I am optimistic about India’s prospects to increase its GDP six-fold by the century of Independence and be the most rapidly growing economy in the world over the next five years, the next decade and the next generation among major economies. Prime Minister (Narendra) Modi has been spectacularly successful as an energizer, putting in place infrastructure, establishing new initiatives in physical infrastructure and in intangible spheres involving payments or individual identities. I hope that in the years ahead, reform to assure strong and diverse incentives for initiatives allowing market forces to play can run strongly in the way that providing energy to broad public efforts has so far. It is in that way that the promise of the Indian economy best be realized.
What are the big challenges?
The geopolitics are substantial challenge. As there is an increasing axis between China, Russia and Iran, India will have to maneuver with great skill as its cooperates and seeks a more cooperative relationship with the US. India will have to work very hard in the age of AI to maintain its very strong presence in IT and all things digital. I also hope that India can continue the process where so much progress has been made of trying outwards and towards the world. The truth is that for most of the last 70 years the greatest barriers to India benefiting from globalization have been those put in place by the Indian govt and there is progress there, but there is still more room to grow in terms of reducing barriers.
Do you see generating jobs as a big challenge?
It is already a substantial challenge and is likely to be an increasing challenge. There is certainly a role to play in industry and manufacturing. My suspicion is that if India is ultimately successful, it will have a great deal to do with creating jobs in the service sector at a time when the service sector becomes much more expandable globally due to IT and also creating jobs in construction at a time when there is a great deal in India that needs to be built.
You and NK Singh had presented the reform roadmap for MDBs. How do you see the progress?
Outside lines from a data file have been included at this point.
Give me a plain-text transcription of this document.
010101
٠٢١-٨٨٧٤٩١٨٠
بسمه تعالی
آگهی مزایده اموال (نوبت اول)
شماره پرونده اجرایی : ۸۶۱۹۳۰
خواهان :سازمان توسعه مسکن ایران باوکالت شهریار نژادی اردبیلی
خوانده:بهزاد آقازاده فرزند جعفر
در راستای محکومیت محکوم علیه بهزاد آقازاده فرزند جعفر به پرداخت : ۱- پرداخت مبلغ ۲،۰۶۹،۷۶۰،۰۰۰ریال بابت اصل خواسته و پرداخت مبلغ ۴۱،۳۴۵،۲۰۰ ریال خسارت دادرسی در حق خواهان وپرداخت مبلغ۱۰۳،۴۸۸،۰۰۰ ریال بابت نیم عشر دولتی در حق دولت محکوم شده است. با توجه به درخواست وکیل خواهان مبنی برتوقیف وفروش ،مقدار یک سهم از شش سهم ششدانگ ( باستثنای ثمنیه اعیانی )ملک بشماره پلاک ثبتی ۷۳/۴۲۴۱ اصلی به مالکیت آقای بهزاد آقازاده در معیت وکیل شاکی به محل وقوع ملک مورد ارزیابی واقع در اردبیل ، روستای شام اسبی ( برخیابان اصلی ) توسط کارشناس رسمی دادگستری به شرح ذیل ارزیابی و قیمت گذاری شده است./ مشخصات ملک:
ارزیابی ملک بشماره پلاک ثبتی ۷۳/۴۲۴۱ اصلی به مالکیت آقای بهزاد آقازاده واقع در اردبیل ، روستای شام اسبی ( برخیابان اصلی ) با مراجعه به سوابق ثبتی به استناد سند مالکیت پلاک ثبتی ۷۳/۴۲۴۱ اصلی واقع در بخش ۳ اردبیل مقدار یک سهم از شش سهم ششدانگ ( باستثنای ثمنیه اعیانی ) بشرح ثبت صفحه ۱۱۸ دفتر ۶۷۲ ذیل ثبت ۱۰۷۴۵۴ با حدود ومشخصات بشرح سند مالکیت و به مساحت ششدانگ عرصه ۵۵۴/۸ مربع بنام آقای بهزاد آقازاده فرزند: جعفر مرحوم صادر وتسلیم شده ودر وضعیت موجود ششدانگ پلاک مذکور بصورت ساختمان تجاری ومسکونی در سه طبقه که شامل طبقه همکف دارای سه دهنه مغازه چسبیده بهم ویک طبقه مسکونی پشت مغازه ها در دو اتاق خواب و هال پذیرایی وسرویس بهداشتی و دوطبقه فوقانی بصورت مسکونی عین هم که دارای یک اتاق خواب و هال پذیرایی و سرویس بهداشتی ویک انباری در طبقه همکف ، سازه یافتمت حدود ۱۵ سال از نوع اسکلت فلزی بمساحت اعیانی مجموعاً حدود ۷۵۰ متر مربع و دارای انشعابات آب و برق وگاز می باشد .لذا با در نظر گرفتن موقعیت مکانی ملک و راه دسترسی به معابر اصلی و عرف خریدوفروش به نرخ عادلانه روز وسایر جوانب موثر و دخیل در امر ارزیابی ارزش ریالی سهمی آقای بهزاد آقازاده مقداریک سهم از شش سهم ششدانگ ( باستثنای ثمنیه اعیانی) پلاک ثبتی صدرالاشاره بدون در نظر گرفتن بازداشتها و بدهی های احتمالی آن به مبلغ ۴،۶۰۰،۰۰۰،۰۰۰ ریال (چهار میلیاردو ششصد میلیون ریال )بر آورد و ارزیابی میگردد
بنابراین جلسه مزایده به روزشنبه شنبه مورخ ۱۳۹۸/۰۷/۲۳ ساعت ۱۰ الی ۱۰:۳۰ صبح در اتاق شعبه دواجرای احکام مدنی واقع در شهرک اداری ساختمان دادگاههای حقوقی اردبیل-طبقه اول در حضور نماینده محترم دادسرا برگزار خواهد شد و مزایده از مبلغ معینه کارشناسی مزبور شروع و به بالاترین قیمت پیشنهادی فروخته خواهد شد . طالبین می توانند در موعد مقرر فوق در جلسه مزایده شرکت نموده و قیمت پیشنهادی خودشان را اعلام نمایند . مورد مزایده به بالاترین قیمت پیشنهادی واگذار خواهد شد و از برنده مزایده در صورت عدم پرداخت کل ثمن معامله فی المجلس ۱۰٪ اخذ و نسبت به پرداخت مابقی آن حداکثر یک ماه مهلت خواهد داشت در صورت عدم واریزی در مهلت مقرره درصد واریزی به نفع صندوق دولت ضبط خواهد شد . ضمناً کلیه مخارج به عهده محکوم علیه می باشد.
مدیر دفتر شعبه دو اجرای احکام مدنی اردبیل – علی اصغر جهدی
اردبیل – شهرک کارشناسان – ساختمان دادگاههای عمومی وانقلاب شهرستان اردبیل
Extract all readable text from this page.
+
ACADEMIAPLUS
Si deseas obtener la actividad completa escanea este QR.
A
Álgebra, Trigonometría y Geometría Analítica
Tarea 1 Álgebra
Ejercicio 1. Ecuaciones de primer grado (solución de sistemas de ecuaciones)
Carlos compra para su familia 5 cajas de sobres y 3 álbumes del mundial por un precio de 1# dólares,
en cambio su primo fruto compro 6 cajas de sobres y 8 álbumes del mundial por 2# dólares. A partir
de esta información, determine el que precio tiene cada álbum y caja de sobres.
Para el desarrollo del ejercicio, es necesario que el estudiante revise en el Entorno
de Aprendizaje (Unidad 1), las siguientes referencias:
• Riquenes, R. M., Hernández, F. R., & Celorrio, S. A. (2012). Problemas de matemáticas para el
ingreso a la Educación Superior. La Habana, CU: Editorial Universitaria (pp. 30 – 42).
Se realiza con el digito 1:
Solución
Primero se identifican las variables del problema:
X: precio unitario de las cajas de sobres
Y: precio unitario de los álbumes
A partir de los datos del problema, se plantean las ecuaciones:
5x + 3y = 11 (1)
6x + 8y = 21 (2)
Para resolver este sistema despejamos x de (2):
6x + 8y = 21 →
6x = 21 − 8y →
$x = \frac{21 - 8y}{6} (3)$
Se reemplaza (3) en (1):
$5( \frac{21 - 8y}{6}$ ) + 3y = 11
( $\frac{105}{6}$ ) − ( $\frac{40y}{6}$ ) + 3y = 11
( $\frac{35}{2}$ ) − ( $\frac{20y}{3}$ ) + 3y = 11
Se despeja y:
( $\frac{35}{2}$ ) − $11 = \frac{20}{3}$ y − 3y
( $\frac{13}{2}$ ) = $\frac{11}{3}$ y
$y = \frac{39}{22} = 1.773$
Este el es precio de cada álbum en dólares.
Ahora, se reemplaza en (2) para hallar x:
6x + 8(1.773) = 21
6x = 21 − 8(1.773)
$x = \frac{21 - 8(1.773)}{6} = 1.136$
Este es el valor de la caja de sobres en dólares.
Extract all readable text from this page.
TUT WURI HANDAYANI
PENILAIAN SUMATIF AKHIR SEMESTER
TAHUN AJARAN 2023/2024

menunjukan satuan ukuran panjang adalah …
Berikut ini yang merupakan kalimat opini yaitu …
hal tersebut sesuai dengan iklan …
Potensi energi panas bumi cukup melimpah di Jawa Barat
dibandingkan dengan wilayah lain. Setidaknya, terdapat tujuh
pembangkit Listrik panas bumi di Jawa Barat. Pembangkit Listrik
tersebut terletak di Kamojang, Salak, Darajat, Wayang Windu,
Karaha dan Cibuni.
The good news is I have welcomed the enthusiasm in the World Bank and other banks for accepting many of our recommendations and that is gratifying. On the other hand, the rubber meets the road in terms of resource mobilization and implementation, there it is less clear that the kind of transformative change to which Mr NK Singh and I aspired is yet in train. We will be watching very closely and offering our views in a candid and constructive way.
Is it time to undertake a similar exercise for the IMF?
Yes, the so-called resilience trust fund that was enacted after Covid moved only small amounts of resources to the developing world. There needs to be exploration of new facilities to support transformation to a green economy in some ways reminiscent of a system transformation facility that was enacted after the Berlin Wall fell when in a rather different way there were a set of economies that needed longer term support for structural transformation.
There has been great emphasis on how volumes of lending from the World Bank can be increased within its current financial structure but rather less attention to those questions where the IMF is concerned. I am struck that no one was worried that the IMF was under-reserved when the value of its gold stock was half of what it was today. The financial capacity of the IMF can be substantially enhanced. It is important to insulate economies from external shocks and the type of facility IMF implanted during the oil shock period, where with low conditionality simply being in good standing, countries had ability to rapidly access financing if they suffered an important external shock from a change in interest rate environment or a change in the commodity price environment. It would be worth close examination at this moment.